An idea is to use a tree of set instead of a tree of indexes. One can develop it arbitrarily to a valid tree of indexes at end. An advantage is that you obtain all the valid trees with this process.
Let's consider the set of sets $A$ as a list $A[i]$.
The initial tree $G(V, E)$ of set contains only one vertex which is the first set $root = s_0$. And you keep a set $D$ of all indexes you already encoutered.
Then, we loop on other sets to add their information to the set tree. We consider the vertices of the tree starting from the root and adding new vertices when necessary.
let s define a function compare($s$, $v$) with $s$ a set and $v$, the set associated to a vertex of $G$.
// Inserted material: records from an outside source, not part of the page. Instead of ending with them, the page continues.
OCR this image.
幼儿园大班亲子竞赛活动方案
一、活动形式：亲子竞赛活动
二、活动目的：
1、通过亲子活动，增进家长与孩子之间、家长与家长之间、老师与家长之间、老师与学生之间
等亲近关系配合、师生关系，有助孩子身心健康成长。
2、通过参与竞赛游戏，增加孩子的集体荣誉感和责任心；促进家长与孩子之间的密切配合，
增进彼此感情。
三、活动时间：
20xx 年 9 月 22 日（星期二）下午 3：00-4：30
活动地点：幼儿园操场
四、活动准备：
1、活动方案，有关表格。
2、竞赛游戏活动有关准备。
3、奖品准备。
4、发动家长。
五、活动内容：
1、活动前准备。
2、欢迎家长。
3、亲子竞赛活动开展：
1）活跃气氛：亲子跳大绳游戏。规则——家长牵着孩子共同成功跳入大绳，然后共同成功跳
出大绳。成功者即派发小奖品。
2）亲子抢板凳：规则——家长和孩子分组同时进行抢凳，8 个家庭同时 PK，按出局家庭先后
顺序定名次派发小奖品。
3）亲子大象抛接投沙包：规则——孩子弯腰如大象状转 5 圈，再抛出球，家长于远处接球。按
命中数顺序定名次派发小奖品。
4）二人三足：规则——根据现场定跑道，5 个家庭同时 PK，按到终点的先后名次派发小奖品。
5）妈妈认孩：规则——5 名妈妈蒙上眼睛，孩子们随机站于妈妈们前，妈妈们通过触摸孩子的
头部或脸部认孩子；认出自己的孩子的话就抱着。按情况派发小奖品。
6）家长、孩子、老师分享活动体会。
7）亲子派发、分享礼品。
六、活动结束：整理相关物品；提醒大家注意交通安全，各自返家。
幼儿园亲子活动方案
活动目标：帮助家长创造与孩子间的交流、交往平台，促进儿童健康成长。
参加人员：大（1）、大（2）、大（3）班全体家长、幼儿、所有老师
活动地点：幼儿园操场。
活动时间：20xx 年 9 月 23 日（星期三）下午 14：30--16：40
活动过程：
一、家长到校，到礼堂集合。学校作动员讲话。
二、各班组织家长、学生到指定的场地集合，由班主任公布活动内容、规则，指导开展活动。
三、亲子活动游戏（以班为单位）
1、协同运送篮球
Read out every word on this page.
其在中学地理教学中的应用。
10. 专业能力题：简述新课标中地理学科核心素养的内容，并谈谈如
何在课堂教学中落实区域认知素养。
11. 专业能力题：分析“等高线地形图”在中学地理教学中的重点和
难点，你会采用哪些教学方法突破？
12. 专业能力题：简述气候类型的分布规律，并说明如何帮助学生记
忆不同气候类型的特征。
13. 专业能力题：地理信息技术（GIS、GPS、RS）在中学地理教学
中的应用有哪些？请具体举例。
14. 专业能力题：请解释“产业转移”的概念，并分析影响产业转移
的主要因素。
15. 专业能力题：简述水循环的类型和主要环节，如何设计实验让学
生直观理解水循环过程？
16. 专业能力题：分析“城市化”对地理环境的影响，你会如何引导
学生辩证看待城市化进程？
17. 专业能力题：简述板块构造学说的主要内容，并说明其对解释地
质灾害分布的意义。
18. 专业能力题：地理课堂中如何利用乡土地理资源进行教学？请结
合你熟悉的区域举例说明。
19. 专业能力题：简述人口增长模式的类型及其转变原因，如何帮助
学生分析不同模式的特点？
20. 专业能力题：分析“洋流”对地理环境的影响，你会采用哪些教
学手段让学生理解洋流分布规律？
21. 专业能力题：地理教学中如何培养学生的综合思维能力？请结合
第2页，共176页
if $s == v$ then return true
$c = s \cap v$
if $c == v$ then
- for $v_s$ in sons(v) if compare(s-c, $v_s$) then return true
- if $s-c \cap D$ is not empty then return false
- create a new son to $v$, $v_s$ associated to set $s-c$ and return True
in $G$, develop vertex $v$ to $v_1$ and $v_2$ associated respectively to sets $c$ and $v-c$, return compare($s$, $v_1$)
Thus, the main loop is:
- $root = A[0]$
- $D = A[0]$
- for $s$ in $A[1:]$
- if compare(s, root) then $D = D \cup s$
- else return false
- return true
When reaching the $i^{th}$ set, $G$ contains at most $i-1$ vertices, and you will recursively call the compare function up to $i-1$ times. Thus for $N$ sets covering $L$ different indexes (thus the set operations are $O(L)$), this algorithm solves the problem in $O(L N^2)$
An exemple:
$A = [\{1, 3, 5\}, \{1, 2, 3, 4\}, \{ 1, 2, 3, 6\}, \{1, 2, 3, 5, 7\}]$
the initial tree $T$ has one vertex associated to the set $A[0] = \{1, 3, 5\}$
{1, 3, 5}
then you treat $A[1] = \{1, 2, 3, 4\}$, the root vertex has to be developed in
{1, 3} - {5}
to finally add a $\{2, 4\}$ son vertex to the root:
{1, 3} - {5}
|
{2, 4}
then comes $A[2] = \{ 1, 2, 3, 6\}$, after root, it remains $s = \{2, 6\}$. On $\{5\}$ child, there is no possibility as 2 is already in $D$. But on $\{2, 4\}$ child, it works after developing it.
{1, 3} - {5}
|
{2} - {4}
|
{6}
Finally comes $A[3] = \{1, 2, 3, 5, 7\}$, that will not work as 2 and 5 are both in $D$ and in different branches of $T$.